Teenage African-American heavy metal trio Unlocking the Truth take their first steps toward stardom in Luke Meyer's entertaining docu.
Speed-metal band Unlocking the Truth have attracted a fair amount of attention (without releasing an album yet) by virtue of their novelty as three very young African-American lads playing a musical form whose audience is almost entirely white. Shot when the trio was just entering adolescence, “Breaking a Monster” charts a few hectic months when they went from being You Tube phenoms to clients of a 70-year-old industry manager who gets them a contract with megacorporation Sony Entertainment. What makes Luke Meyer’s documentary interesting isn’t so much the music or even the incipient stardom, but rather the push-pull between high-stakes biz pressure and subjects who — being 13 years old or so — hardly have the attention spans for the drudgery and minutiae a “career” requires. Beyond fest play, the pic’s prospects are likely to be modest until (and if) the band has a commercial breakthrough.
Guitarist Malcolm Brickhouse, bassist Alec Atkins and drummer Jarad Dawkins began playing when they were in grade school. After a video of the Brooklynites performing on a Times Square street corner got posted on You Tube, they began attracting much more attention, including from Alan Sacks, a veteran bizzer who co-created the ’70s sitcom “Welcome Back Kotter” and has produced numerous TV movies, particularly for Disney.
It’s an odd match in many ways, with Sacks very much an old-school L.A. industry type who flatters and cajoles his young charges with varying success — if his natural habitat is the executive suite, theirs is the skate park. (The latter is in fact a bone of contention, since a skateboarding accident could all too easily damage his investment for weeks or months on end.) Moody Malcolm and his band mates are talented and ambitious, and love playing music. But all the other rigamarole that comes with forging a career — particularly once they sign the Sony contract that Sacks has wrangled for them — they find boring and annoying. “I’m too young for responsibility,” Brickhouse snaps at one point, quite reasonably enough.
Meanwhile, the band is frequently profiled on TV, and gets high-profile gigs at Coachella and elsewhere. All this without a record — a single is recorded with producer Johnny K (Megadeth, Staind, Disturbed), but for unclear reasons plans for an album keep getting postponed. (Onstage after a SXSW screening, the band members noted that they are now trying to negotiate an exit from their Sony contract, partly over this issue.)

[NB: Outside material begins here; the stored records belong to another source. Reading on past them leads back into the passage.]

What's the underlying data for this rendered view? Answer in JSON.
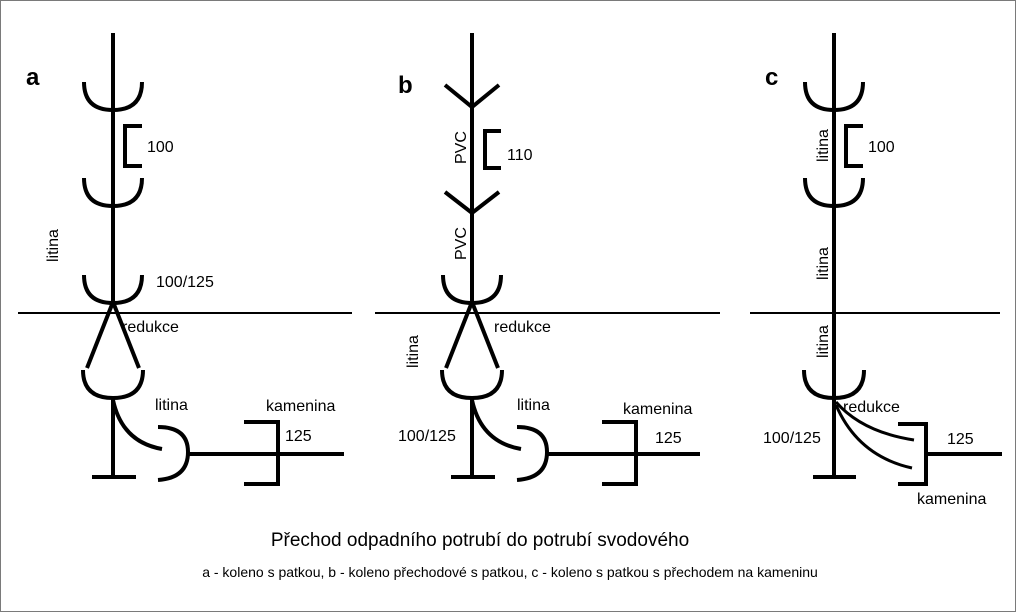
{
  "colors": {
    "stroke": "#000000",
    "background": "#ffffff",
    "frame": "#7a7a7a"
  },
  "panels": {
    "a": {
      "letter": "a",
      "material_vertical": "litina",
      "dim_top": "100",
      "dim_mid": "100/125",
      "reduction": "redukce",
      "material_elbow": "litina",
      "stoneware": "kamenina",
      "dim_stoneware": "125"
    },
    "b": {
      "letter": "b",
      "pvc_top": "PVC",
      "pvc_bottom": "PVC",
      "dim_top": "110",
      "reduction": "redukce",
      "material_vertical": "litina",
      "dim_bottom": "100/125",
      "material_elbow": "litina",
      "stoneware": "kamenina",
      "dim_stoneware": "125"
    },
    "c": {
      "letter": "c",
      "material_top": "litina",
      "material_mid": "litina",
      "material_low": "litina",
      "dim_top": "100",
      "reduction": "redukce",
      "dim_bottom": "100/125",
      "dim_stoneware": "125",
      "stoneware": "kamenina"
    }
  },
  "caption": {
    "title": "Přechod odpadního potrubí do potrubí svodového",
    "legend": "a - koleno s patkou, b - koleno přechodové s patkou, c - koleno s patkou  s přechodem na kameninu"
  }
}
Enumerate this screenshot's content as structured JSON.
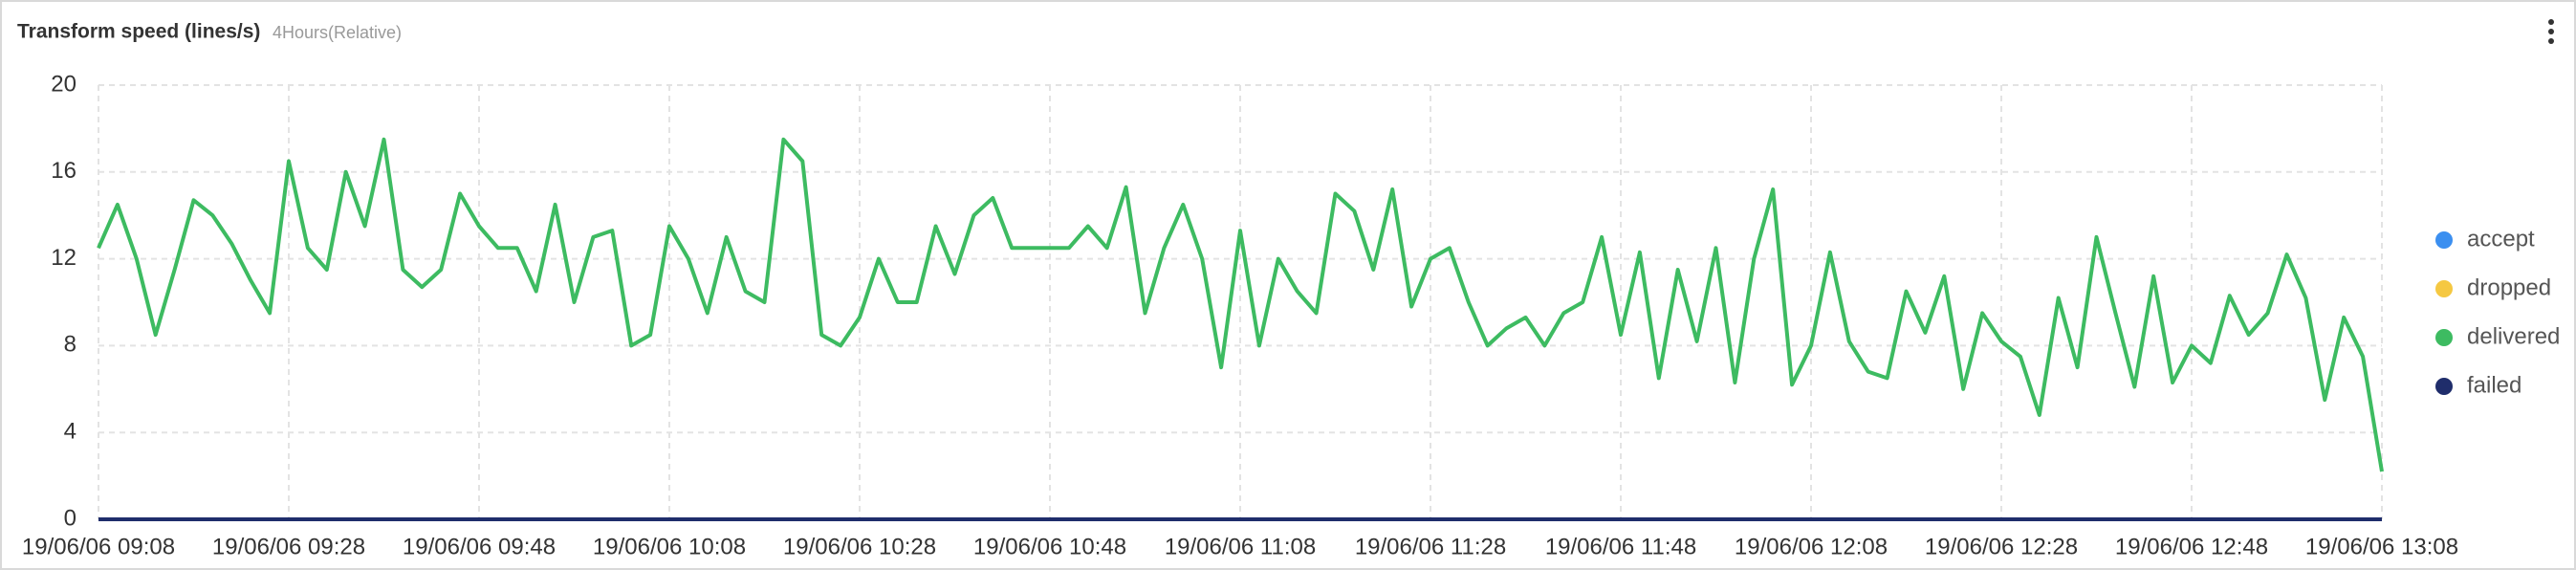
{
  "chart_data": {
    "type": "line",
    "title": "Transform speed (lines/s)",
    "subtitle": "4Hours(Relative)",
    "x": [
      "19/06/06 09:08",
      "19/06/06 09:10",
      "19/06/06 09:12",
      "19/06/06 09:14",
      "19/06/06 09:16",
      "19/06/06 09:18",
      "19/06/06 09:20",
      "19/06/06 09:22",
      "19/06/06 09:24",
      "19/06/06 09:26",
      "19/06/06 09:28",
      "19/06/06 09:30",
      "19/06/06 09:32",
      "19/06/06 09:34",
      "19/06/06 09:36",
      "19/06/06 09:38",
      "19/06/06 09:40",
      "19/06/06 09:42",
      "19/06/06 09:44",
      "19/06/06 09:46",
      "19/06/06 09:48",
      "19/06/06 09:50",
      "19/06/06 09:52",
      "19/06/06 09:54",
      "19/06/06 09:56",
      "19/06/06 09:58",
      "19/06/06 10:00",
      "19/06/06 10:02",
      "19/06/06 10:04",
      "19/06/06 10:06",
      "19/06/06 10:08",
      "19/06/06 10:10",
      "19/06/06 10:12",
      "19/06/06 10:14",
      "19/06/06 10:16",
      "19/06/06 10:18",
      "19/06/06 10:20",
      "19/06/06 10:22",
      "19/06/06 10:24",
      "19/06/06 10:26",
      "19/06/06 10:28",
      "19/06/06 10:30",
      "19/06/06 10:32",
      "19/06/06 10:34",
      "19/06/06 10:36",
      "19/06/06 10:38",
      "19/06/06 10:40",
      "19/06/06 10:42",
      "19/06/06 10:44",
      "19/06/06 10:46",
      "19/06/06 10:48",
      "19/06/06 10:50",
      "19/06/06 10:52",
      "19/06/06 10:54",
      "19/06/06 10:56",
      "19/06/06 10:58",
      "19/06/06 11:00",
      "19/06/06 11:02",
      "19/06/06 11:04",
      "19/06/06 11:06",
      "19/06/06 11:08",
      "19/06/06 11:10",
      "19/06/06 11:12",
      "19/06/06 11:14",
      "19/06/06 11:16",
      "19/06/06 11:18",
      "19/06/06 11:20",
      "19/06/06 11:22",
      "19/06/06 11:24",
      "19/06/06 11:26",
      "19/06/06 11:28",
      "19/06/06 11:30",
      "19/06/06 11:32",
      "19/06/06 11:34",
      "19/06/06 11:36",
      "19/06/06 11:38",
      "19/06/06 11:40",
      "19/06/06 11:42",
      "19/06/06 11:44",
      "19/06/06 11:46",
      "19/06/06 11:48",
      "19/06/06 11:50",
      "19/06/06 11:52",
      "19/06/06 11:54",
      "19/06/06 11:56",
      "19/06/06 11:58",
      "19/06/06 12:00",
      "19/06/06 12:02",
      "19/06/06 12:04",
      "19/06/06 12:06",
      "19/06/06 12:08",
      "19/06/06 12:10",
      "19/06/06 12:12",
      "19/06/06 12:14",
      "19/06/06 12:16",
      "19/06/06 12:18",
      "19/06/06 12:20",
      "19/06/06 12:22",
      "19/06/06 12:24",
      "19/06/06 12:26",
      "19/06/06 12:28",
      "19/06/06 12:30",
      "19/06/06 12:32",
      "19/06/06 12:34",
      "19/06/06 12:36",
      "19/06/06 12:38",
      "19/06/06 12:40",
      "19/06/06 12:42",
      "19/06/06 12:44",
      "19/06/06 12:46",
      "19/06/06 12:48",
      "19/06/06 12:50",
      "19/06/06 12:52",
      "19/06/06 12:54",
      "19/06/06 12:56",
      "19/06/06 12:58",
      "19/06/06 13:00",
      "19/06/06 13:02",
      "19/06/06 13:04",
      "19/06/06 13:06",
      "19/06/06 13:08"
    ],
    "series": [
      {
        "name": "accept",
        "color": "#3b8ff0",
        "values": [
          0,
          0,
          0,
          0,
          0,
          0,
          0,
          0,
          0,
          0,
          0,
          0,
          0,
          0,
          0,
          0,
          0,
          0,
          0,
          0,
          0,
          0,
          0,
          0,
          0,
          0,
          0,
          0,
          0,
          0,
          0,
          0,
          0,
          0,
          0,
          0,
          0,
          0,
          0,
          0,
          0,
          0,
          0,
          0,
          0,
          0,
          0,
          0,
          0,
          0,
          0,
          0,
          0,
          0,
          0,
          0,
          0,
          0,
          0,
          0,
          0,
          0,
          0,
          0,
          0,
          0,
          0,
          0,
          0,
          0,
          0,
          0,
          0,
          0,
          0,
          0,
          0,
          0,
          0,
          0,
          0,
          0,
          0,
          0,
          0,
          0,
          0,
          0,
          0,
          0,
          0,
          0,
          0,
          0,
          0,
          0,
          0,
          0,
          0,
          0,
          0,
          0,
          0,
          0,
          0,
          0,
          0,
          0,
          0,
          0,
          0,
          0,
          0,
          0,
          0,
          0,
          0,
          0,
          0,
          0,
          0
        ]
      },
      {
        "name": "dropped",
        "color": "#f5c842",
        "values": [
          0,
          0,
          0,
          0,
          0,
          0,
          0,
          0,
          0,
          0,
          0,
          0,
          0,
          0,
          0,
          0,
          0,
          0,
          0,
          0,
          0,
          0,
          0,
          0,
          0,
          0,
          0,
          0,
          0,
          0,
          0,
          0,
          0,
          0,
          0,
          0,
          0,
          0,
          0,
          0,
          0,
          0,
          0,
          0,
          0,
          0,
          0,
          0,
          0,
          0,
          0,
          0,
          0,
          0,
          0,
          0,
          0,
          0,
          0,
          0,
          0,
          0,
          0,
          0,
          0,
          0,
          0,
          0,
          0,
          0,
          0,
          0,
          0,
          0,
          0,
          0,
          0,
          0,
          0,
          0,
          0,
          0,
          0,
          0,
          0,
          0,
          0,
          0,
          0,
          0,
          0,
          0,
          0,
          0,
          0,
          0,
          0,
          0,
          0,
          0,
          0,
          0,
          0,
          0,
          0,
          0,
          0,
          0,
          0,
          0,
          0,
          0,
          0,
          0,
          0,
          0,
          0,
          0,
          0,
          0,
          0
        ]
      },
      {
        "name": "delivered",
        "color": "#3dbb61",
        "values": [
          12.5,
          14.5,
          12,
          8.5,
          11.5,
          14.7,
          14,
          12.7,
          11,
          9.5,
          16.5,
          12.5,
          11.5,
          16,
          13.5,
          17.5,
          11.5,
          10.7,
          11.5,
          15,
          13.5,
          12.5,
          12.5,
          10.5,
          14.5,
          10,
          13,
          13.3,
          8,
          8.5,
          13.5,
          12,
          9.5,
          13,
          10.5,
          10,
          17.5,
          16.5,
          8.5,
          8,
          9.3,
          12,
          10,
          10,
          13.5,
          11.3,
          14,
          14.8,
          12.5,
          12.5,
          12.5,
          12.5,
          13.5,
          12.5,
          15.3,
          9.5,
          12.5,
          14.5,
          12,
          7,
          13.3,
          8,
          12,
          10.5,
          9.5,
          15,
          14.2,
          11.5,
          15.2,
          9.8,
          12,
          12.5,
          10,
          8,
          8.8,
          9.3,
          8,
          9.5,
          10,
          13,
          8.5,
          12.3,
          6.5,
          11.5,
          8.2,
          12.5,
          6.3,
          12,
          15.2,
          6.2,
          8,
          12.3,
          8.2,
          6.8,
          6.5,
          10.5,
          8.6,
          11.2,
          6,
          9.5,
          8.2,
          7.5,
          4.8,
          10.2,
          7,
          13,
          9.5,
          6.1,
          11.2,
          6.3,
          8,
          7.2,
          10.3,
          8.5,
          9.5,
          12.2,
          10.2,
          5.5,
          9.3,
          7.5,
          2.2
        ]
      },
      {
        "name": "failed",
        "color": "#1f2d6b",
        "values": [
          0,
          0,
          0,
          0,
          0,
          0,
          0,
          0,
          0,
          0,
          0,
          0,
          0,
          0,
          0,
          0,
          0,
          0,
          0,
          0,
          0,
          0,
          0,
          0,
          0,
          0,
          0,
          0,
          0,
          0,
          0,
          0,
          0,
          0,
          0,
          0,
          0,
          0,
          0,
          0,
          0,
          0,
          0,
          0,
          0,
          0,
          0,
          0,
          0,
          0,
          0,
          0,
          0,
          0,
          0,
          0,
          0,
          0,
          0,
          0,
          0,
          0,
          0,
          0,
          0,
          0,
          0,
          0,
          0,
          0,
          0,
          0,
          0,
          0,
          0,
          0,
          0,
          0,
          0,
          0,
          0,
          0,
          0,
          0,
          0,
          0,
          0,
          0,
          0,
          0,
          0,
          0,
          0,
          0,
          0,
          0,
          0,
          0,
          0,
          0,
          0,
          0,
          0,
          0,
          0,
          0,
          0,
          0,
          0,
          0,
          0,
          0,
          0,
          0,
          0,
          0,
          0,
          0,
          0,
          0,
          0
        ]
      }
    ],
    "xlim": [
      "19/06/06 09:08",
      "19/06/06 13:08"
    ],
    "xticks": [
      "19/06/06 09:08",
      "19/06/06 09:28",
      "19/06/06 09:48",
      "19/06/06 10:08",
      "19/06/06 10:28",
      "19/06/06 10:48",
      "19/06/06 11:08",
      "19/06/06 11:28",
      "19/06/06 11:48",
      "19/06/06 12:08",
      "19/06/06 12:28",
      "19/06/06 12:48",
      "19/06/06 13:08"
    ],
    "ylim": [
      0,
      20
    ],
    "yticks": [
      0,
      4,
      8,
      12,
      16,
      20
    ],
    "grid": true,
    "legend": "right"
  }
}
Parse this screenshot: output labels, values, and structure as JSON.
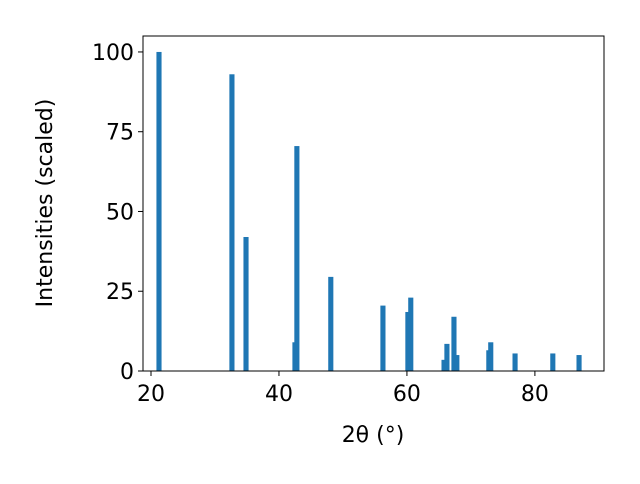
{
  "chart_data": {
    "type": "bar",
    "x": [
      21.25,
      32.65,
      34.85,
      42.5,
      42.8,
      48.1,
      56.25,
      60.15,
      60.6,
      65.8,
      66.25,
      67.35,
      67.8,
      72.8,
      73.1,
      76.9,
      82.8,
      86.9
    ],
    "values": [
      100,
      93,
      42,
      9,
      70.5,
      29.5,
      20.5,
      18.5,
      23,
      3.5,
      8.5,
      17,
      5,
      6.5,
      9,
      5.5,
      5.5,
      5
    ],
    "color": "#1f77b4",
    "xlabel": "2θ (°)",
    "ylabel": "Intensities (scaled)",
    "xlim": [
      18.75,
      90.8
    ],
    "ylim": [
      0,
      105
    ],
    "xticks": [
      20,
      40,
      60,
      80
    ],
    "yticks": [
      0,
      25,
      50,
      75,
      100
    ]
  }
}
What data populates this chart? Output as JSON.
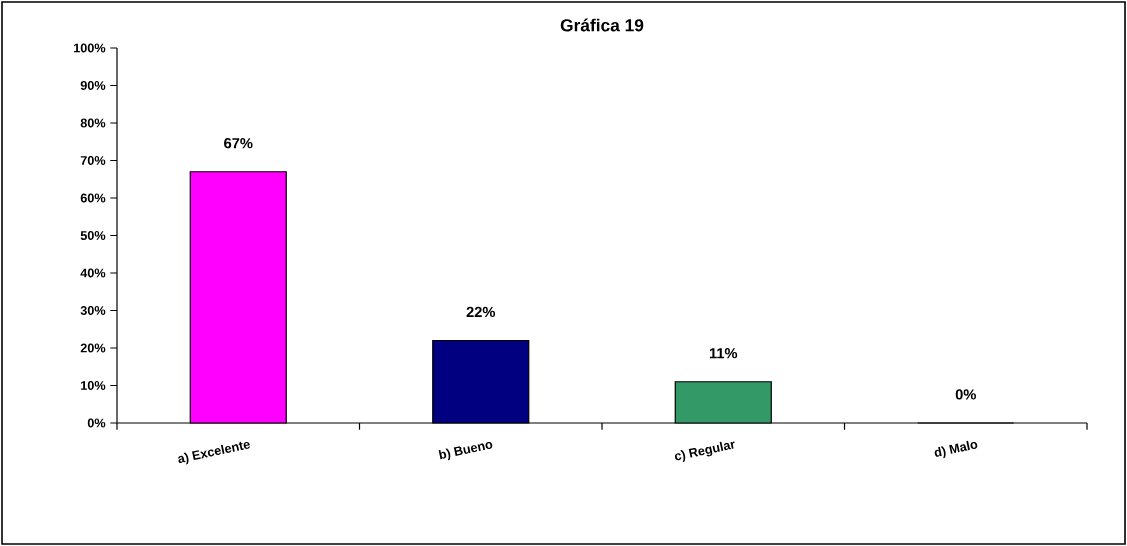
{
  "chart_data": {
    "type": "bar",
    "title": "Gráfica 19",
    "categories": [
      "a) Excelente",
      "b) Bueno",
      "c) Regular",
      "d) Malo"
    ],
    "values": [
      67,
      22,
      11,
      0
    ],
    "colors": [
      "#ff00ff",
      "#000080",
      "#339966",
      "#000000"
    ],
    "value_labels": [
      "67%",
      "22%",
      "11%",
      "0%"
    ],
    "ylim": [
      0,
      100
    ],
    "yticks": [
      {
        "value": 0,
        "label": "0%"
      },
      {
        "value": 10,
        "label": "10%"
      },
      {
        "value": 20,
        "label": "20%"
      },
      {
        "value": 30,
        "label": "30%"
      },
      {
        "value": 40,
        "label": "40%"
      },
      {
        "value": 50,
        "label": "50%"
      },
      {
        "value": 60,
        "label": "60%"
      },
      {
        "value": 70,
        "label": "70%"
      },
      {
        "value": 80,
        "label": "80%"
      },
      {
        "value": 90,
        "label": "90%"
      },
      {
        "value": 100,
        "label": "100%"
      }
    ],
    "grid": false
  }
}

The dynamic between Sacks and his young clients is the primary focus here. We also get a fair amount of exposure to Brickhouse’s, parents, Noreen and Tracey, who are the group’s chaperones on the road. (It’s too bad we don’t get to meet the other boys’ families, since their circumstances of rising fame and frequent travel at such a young age are unusual enough to make one wonder how it’s affected their home lives.) There’s a surreal edge to some sequences when the UTT can hardly conceal their disinterest at having to sit through corporate office meetings — where their signing is toasted with sparkling apple juice, and they get a bizarre taste of the highlife via a private performance by Fly Panda (whose members include a guy in a panda suit).
Expanding on his 2014 short (a brief portrait simply called “Unlocking the Truth”), Meyer (“Darkon,” “New World Order”) has crafted a solid piece of verite observation, made with an obviously high degree of trust and cooperation from the subjects. Packaging is straightforwardly pro.